One of the key distinguishing feature between an independent and dependent contractor, particularly for employers, is that dependent contractors are owed reasonable notice upon dismissal. As reported by the Toronto Star, the distinction between the classifications is very important.

The question at issue in a recent case before the Ontario Court of Appeal (reported on by the Star in the link provided above) was the point in time at which a worker’s “exclusivity” of work with a particular employer is to be assessed. Although the employees in question had 32 and 25 years of service with the employer, respectively, in their final two years of employment they began working for a competitor. The employer argued that this should be taken into consideration when assessing whether there was an exclusive relationship between the employer and employee.

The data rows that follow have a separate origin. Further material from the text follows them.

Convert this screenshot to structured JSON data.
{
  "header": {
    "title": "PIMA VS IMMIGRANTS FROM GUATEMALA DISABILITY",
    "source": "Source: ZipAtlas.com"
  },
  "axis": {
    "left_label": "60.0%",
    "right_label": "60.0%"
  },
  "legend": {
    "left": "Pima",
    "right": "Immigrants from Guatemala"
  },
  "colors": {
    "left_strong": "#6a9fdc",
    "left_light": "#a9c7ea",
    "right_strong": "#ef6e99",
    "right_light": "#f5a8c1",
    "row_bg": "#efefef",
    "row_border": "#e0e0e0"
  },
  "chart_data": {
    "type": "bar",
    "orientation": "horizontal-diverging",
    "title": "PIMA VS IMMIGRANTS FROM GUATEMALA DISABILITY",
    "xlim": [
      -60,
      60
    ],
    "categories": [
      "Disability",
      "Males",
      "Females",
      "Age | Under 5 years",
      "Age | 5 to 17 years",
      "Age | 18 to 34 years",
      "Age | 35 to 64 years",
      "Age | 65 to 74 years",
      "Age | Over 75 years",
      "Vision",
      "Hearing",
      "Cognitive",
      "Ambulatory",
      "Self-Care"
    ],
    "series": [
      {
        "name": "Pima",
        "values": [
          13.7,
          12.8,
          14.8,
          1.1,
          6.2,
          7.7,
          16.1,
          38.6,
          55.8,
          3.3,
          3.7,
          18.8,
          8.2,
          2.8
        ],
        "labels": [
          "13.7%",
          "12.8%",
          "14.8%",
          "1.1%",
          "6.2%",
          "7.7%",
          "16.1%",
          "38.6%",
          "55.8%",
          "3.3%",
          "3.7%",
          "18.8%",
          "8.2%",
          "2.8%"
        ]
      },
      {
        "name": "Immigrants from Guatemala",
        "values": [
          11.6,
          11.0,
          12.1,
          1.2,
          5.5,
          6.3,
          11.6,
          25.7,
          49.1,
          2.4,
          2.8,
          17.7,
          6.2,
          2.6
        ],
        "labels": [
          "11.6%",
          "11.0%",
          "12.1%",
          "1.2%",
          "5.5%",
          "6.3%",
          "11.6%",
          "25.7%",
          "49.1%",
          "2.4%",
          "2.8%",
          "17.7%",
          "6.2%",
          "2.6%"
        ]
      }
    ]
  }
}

The Court of Appeal upheld the trial judge’s decision, which used a holistic approach to determining the exclusivity relationship. Since the reason for assessing exclusivity is to understand the degree of economic dependency on an employer, the trial judge correctly examined the entirety of the employees’ relationship with the employer to determine that they were in an exclusive relationship, thus they were dependent contractors that required reasonable notice damages upon dismissal.

Exclusivity is not a black and white issue. This decision reminds employers that they must be aware of how frequently they seek the work of independent contractors. If a contractor is gradually reducing their remuneration from sources outside of the employer over time, that contractor may have the requisite level of dependency such that they can demand reasonable notice upon dismissal as a dependent contractor.

Written with the assistance of William Goldbloom, articling student.